2013-10-08

IP Finance is delighted to bring you this piece from our friend Suleman Ali (Holly IP), which touches on a sensitive topic:

Are Commercial Pressures Undermining the Ethics of
University Tech Transfer Offices? 



The Bayh-Dole Act of 1980 made it possible for US
universities to benefit financially from government funded research.  It allowed universities to own the patents
that resulted from their research, rather than having to assign them to the
government.  Since then many US
universities have done well in commercialising their research.  The Association of University Technology
Managers (AUTM) in the US reports that last year US universities and research
institutes executed 5,130 licenses, formed 705 start-ups, filed 22,750 US patent
applications and made $2.6billion from licensing income.  UK universities have also done well from
commercialising research, making £61 million in licensing income in 2010/11.  Most would agree that commercialising
university research is beneficial for the economy of a country, and in
particular helps the increasingly important hi-tech industries. 

The hub of the system is the university tech transfer
office.  Such offices are now well
established in many top universities, and are finding their feet in the less
prestigious universities.  However tech
transfer offices have a difficult task.  They
have to persuade academics to commercialise their research, educating and
pushing the reluctant ones and keeping in check the powerful and pushy ones.  They have to defend the university’s
interests when collaborations are set up, and are sometimes accused of being
too aggressive in doing so.  Most importantly they have to decide on which research they’re going to
commercialise.  That is usually based on
two main factors, patentability and commercial worth.  Patentability is complex, but usually possible
to decide on -- but assessing commercial
worth can be close to impossible, and inevitably tech transfer offices get it
wrong a lot of the time.
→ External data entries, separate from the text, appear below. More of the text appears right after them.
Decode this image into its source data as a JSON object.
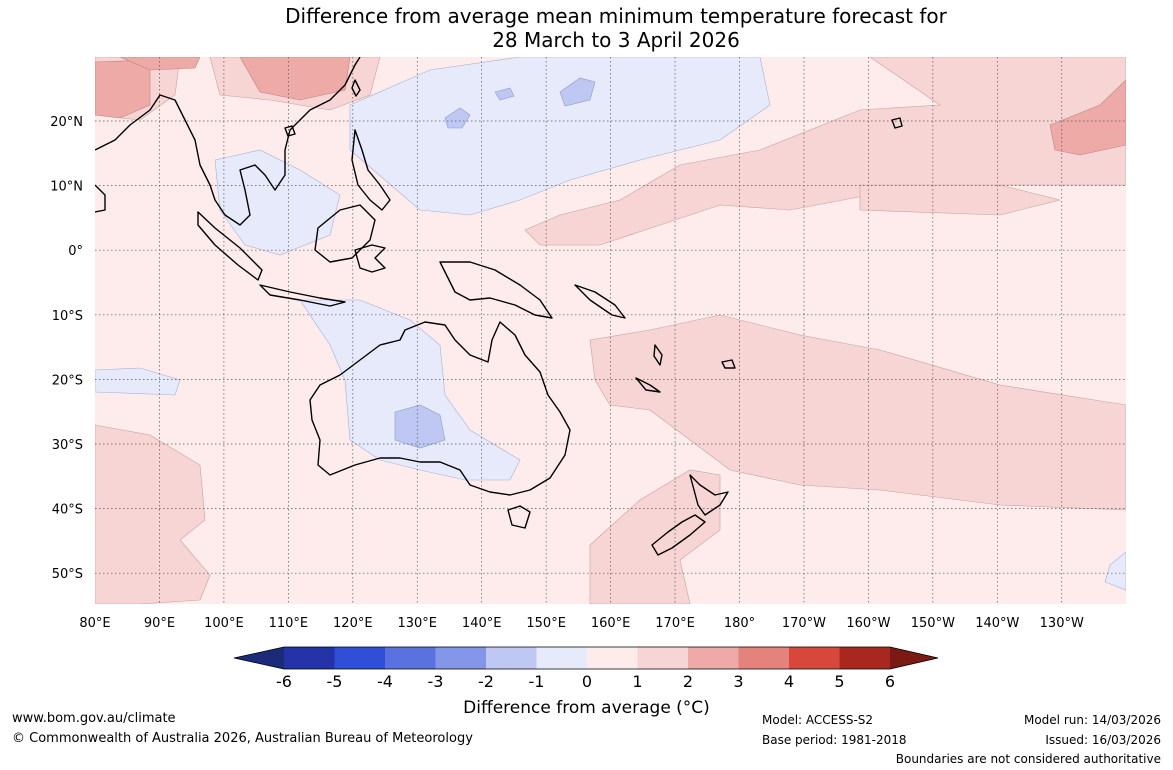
{
  "title": {
    "line1": "Difference from average mean minimum temperature forecast for",
    "line2": "28 March to 3 April 2026"
  },
  "map": {
    "lon_labels": [
      "80°E",
      "90°E",
      "100°E",
      "110°E",
      "120°E",
      "130°E",
      "140°E",
      "150°E",
      "160°E",
      "170°E",
      "180°",
      "170°W",
      "160°W",
      "150°W",
      "140°W",
      "130°W"
    ],
    "lat_labels": [
      "20°N",
      "10°N",
      "0°",
      "10°S",
      "20°S",
      "30°S",
      "40°S",
      "50°S"
    ]
  },
  "colorbar": {
    "label": "Difference from average (°C)",
    "ticks": [
      "-6",
      "-5",
      "-4",
      "-3",
      "-2",
      "-1",
      "0",
      "1",
      "2",
      "3",
      "4",
      "5",
      "6"
    ],
    "colors": [
      "#2434a8",
      "#2f4fd8",
      "#5a72e0",
      "#8496e8",
      "#bfc8f2",
      "#e6eafb",
      "#fdeceb",
      "#f7d5d4",
      "#eeaaa7",
      "#e3837c",
      "#d8473c",
      "#a8281f"
    ],
    "min_color": "#1c2a7a",
    "max_color": "#7a1a12"
  },
  "footer": {
    "website": "www.bom.gov.au/climate",
    "copyright": "© Commonwealth of Australia 2026, Australian Bureau of Meteorology",
    "model": "Model: ACCESS-S2",
    "base_period": "Base period: 1981-2018",
    "model_run": "Model run: 14/03/2026",
    "issued": "Issued: 16/03/2026",
    "disclaimer": "Boundaries are not considered authoritative"
  }
}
That means many university patents are never licensed
or commercialised in any way as a commercial partner is never found. 



A recent article in Nature highlights the phenomena of universities looking to Patent Assertion Entities
(PAEs) to monetise their unlicensed patents. 
The article quotes a figure of only 5% of patents being licensed at most
universities, which means that a lot of university resources are going into
filing and maintaining patent applications which are never going to give any
return by the usual means of commercialisation. 
PAEs are controversial because they do not develop the technologies
covered by the patents they control. 
Instead they make money by asserting their patents against companies
using the technologies, and thus are seen by some as a burden on innovative
companies.  A report in the Stanford
Technology Law Review last year alleges that one of the most high profile PAEs, Intellectual Ventures, has
relationships with 400 universities around the world and has signed deals with
50 of them.  It’s clear that many
universities have no qualms about monetising their patent cases through PAEs.
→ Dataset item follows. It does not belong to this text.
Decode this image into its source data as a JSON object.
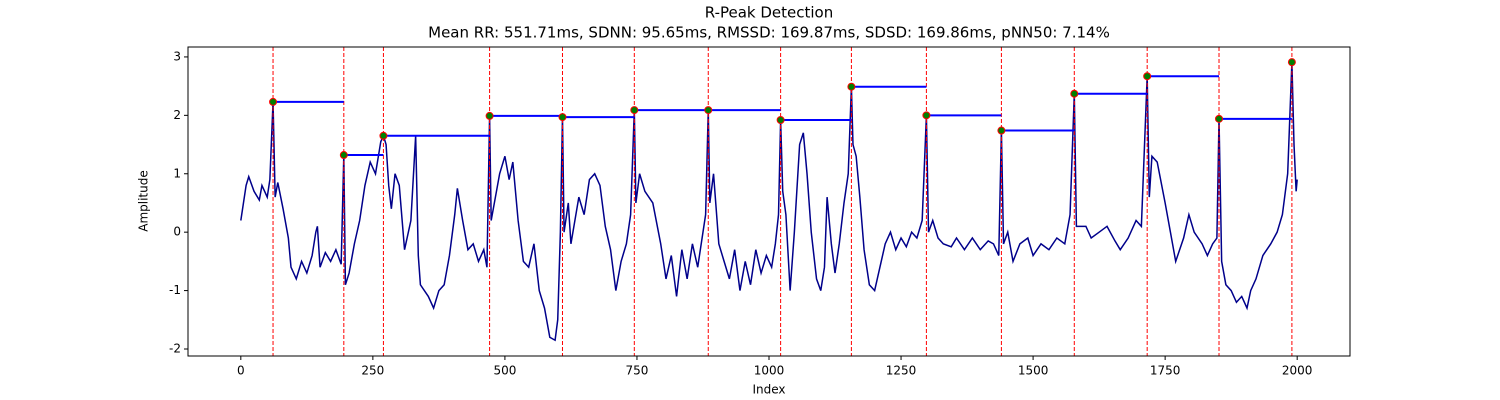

Questions can be asked about the do’s and don’ts of
commercialising publically funded research. 
While it seems acceptable for tech transfer offices to license or sell
patent to companies that are going to develop the relevant technology, is it
equally acceptable for them to monetise their patents through PAEs?  US universities are aware of the issues
raised by turning to PAEs.  A memo that
resulted from a meeting of top US universities in 2006 says ‘universities would better serve the public interest
by ensuring appropriate use of their technology by requiring their licensees to
operate under a business model that encourages commercialization and does not
rely primarily on threats of infringement litigation to generate revenue’. 

One wonders about the long term consequences on university
research now that the option to license to PAEs is available.  Academics are under increasing pressure to
focus their research on areas which will have commercial interest.  While it could be argued this harms blue-sky
thinking it would still lead to innovative, and hopefully round-breaking,
work.  However the PAE model relies on
having patents that cover what is being done by companies.  That may cause academics and tech transfer
offices to simply focus on producing patents that PAEs would be interested in
having. 

Perhaps now is the time for broader questions to be asked
about how publicly funded research should be used.  Governments seem increasingly in favour of
open innovation, where the results of university research should be freely
available to all, allowing as many organisations as possible to benefit from
it.  Allowing PAEs to license and assert
patents resulting from university research seems a backward step in that
process, hurting not only the most innovative sectors of the economy, but
arguably also being detrimental to university research itself.